Jesus wants His listeners to understand that His teachings aren't just noble ideas. They're given so we can put them into practice. To hear them and ignore them ends up in disaster. This is one reason that regular Bible reading and study is so crucial. This is how we familiarize and remind ourselves of God's prescriptive will.
The good news about God's prescriptive will
Understanding God's prescriptive will takes a lot of the pressure off of us. It means that God's will for us isn't some secret puzzle box we have to unlock. Instead of driving ourselves crazy trying to figure out what God wants from each of us, we can focus on the things we know God expects of us.
We tend to think that God has this unique calling on our life, and we just need to work out what it is. The truth is that's not really the case. When he was talking to the Thessalonians, Paul encouraged them to "make it your ambition to lead a quiet life: You should mind your own business and work with your hands, just as we told you, so that your daily life may win the respect of outsiders and so that you will not be dependent on anybody" (1 Thessalonians 4:11–12).
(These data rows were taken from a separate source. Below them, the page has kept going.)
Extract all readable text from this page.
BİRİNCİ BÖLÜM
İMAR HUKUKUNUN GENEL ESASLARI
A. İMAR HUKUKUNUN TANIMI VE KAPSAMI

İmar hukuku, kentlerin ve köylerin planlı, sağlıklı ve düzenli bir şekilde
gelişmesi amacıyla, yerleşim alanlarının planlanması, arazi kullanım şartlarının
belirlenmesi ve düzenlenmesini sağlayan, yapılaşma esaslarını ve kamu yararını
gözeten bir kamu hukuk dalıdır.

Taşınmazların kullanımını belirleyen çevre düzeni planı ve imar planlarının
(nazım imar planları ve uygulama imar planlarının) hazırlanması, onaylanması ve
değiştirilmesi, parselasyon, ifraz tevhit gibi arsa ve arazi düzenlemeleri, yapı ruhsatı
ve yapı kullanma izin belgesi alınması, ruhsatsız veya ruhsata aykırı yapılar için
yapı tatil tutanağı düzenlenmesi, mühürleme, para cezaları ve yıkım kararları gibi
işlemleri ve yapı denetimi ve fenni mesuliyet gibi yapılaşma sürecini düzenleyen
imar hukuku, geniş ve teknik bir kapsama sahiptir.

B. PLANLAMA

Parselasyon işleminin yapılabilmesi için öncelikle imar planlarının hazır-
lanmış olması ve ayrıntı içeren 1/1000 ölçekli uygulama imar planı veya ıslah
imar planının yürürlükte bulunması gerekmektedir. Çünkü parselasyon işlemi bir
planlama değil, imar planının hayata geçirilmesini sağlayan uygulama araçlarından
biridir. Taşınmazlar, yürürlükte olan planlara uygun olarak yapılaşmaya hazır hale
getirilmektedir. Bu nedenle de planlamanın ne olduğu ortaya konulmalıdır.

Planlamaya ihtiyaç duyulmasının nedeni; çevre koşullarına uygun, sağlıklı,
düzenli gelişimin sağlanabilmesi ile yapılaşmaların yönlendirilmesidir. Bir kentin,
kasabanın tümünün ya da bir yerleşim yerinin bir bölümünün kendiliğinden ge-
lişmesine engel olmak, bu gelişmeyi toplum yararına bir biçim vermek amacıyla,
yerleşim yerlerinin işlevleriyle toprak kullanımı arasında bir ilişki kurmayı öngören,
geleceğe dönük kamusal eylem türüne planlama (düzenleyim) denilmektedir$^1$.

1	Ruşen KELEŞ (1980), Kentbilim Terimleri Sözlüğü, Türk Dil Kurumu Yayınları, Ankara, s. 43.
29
When we live out God's prescriptive will, our ordinary, everyday lives become efficient ministries that reveal God's goodness to the people around us. So whether you work in retail, finance, marketing, or the foodservice, you’re doing dramatic and powerful work as a minister of the gospel and a fulfiller of the Great Commission.
It removes from us the pressure of figuring out which job God has pre-chosen for us or which person God expects us to marry. When we live in harmony with God's revealed will, it helps to weed out some of the choices that wouldn't be beneficial to us in the long run.
What about discerning God's calling?
The rub in all of this is that sometimes God does have a specific calling for you. Like maybe you think God might be calling you into missions work or pastoral ministry. Here are a few helpful things to remember when you think this might be the case.
- God's number one call is for us to know Him:
Sometimes we can get it in our heads that we're being called to ministry when we should be more focused on our devotion and alignment to Jesus. Many people in ministry crash and burn because they mistook God drawing them to Himself as a call to ministry.
All ministry should come out of the overflow of lives lived in submission to God's prescribed will. So if you think you might be called to ministry, make sure you’re already pressing into God.
- Follow your passions:
One of the big signs God is calling you in a specific direction is that you're interested in it. If you feel passionate about an opportunity or course, it’s OK to seek to discern whether it's right for you.
- Pray about it:
Consistently ask God for clarification, but then pay attention to changes in your feelings about the issue, input you receive from others, or maybe even obstacles that demonstrate that this might not be the best time.
- Seek input from others:
Look for people around you who know and love the Lord, and also know and love you. They're going to offer the best feedback as you try and discern God's calling.
Knowing God's will doesn't have to be a struggle
Remember, there are things God is doing that you can't change. You don't have to worry about making a mistake that puts God's sovereign will in jeopardy. There are, however, things God has asked explicitly from each of us, and we need to be working to align ourselves to those things.
The more we’re aligned to God's prescriptive will, the more we'll find ourselves in the center of God's sovereign will as He uses us to build His kingdom.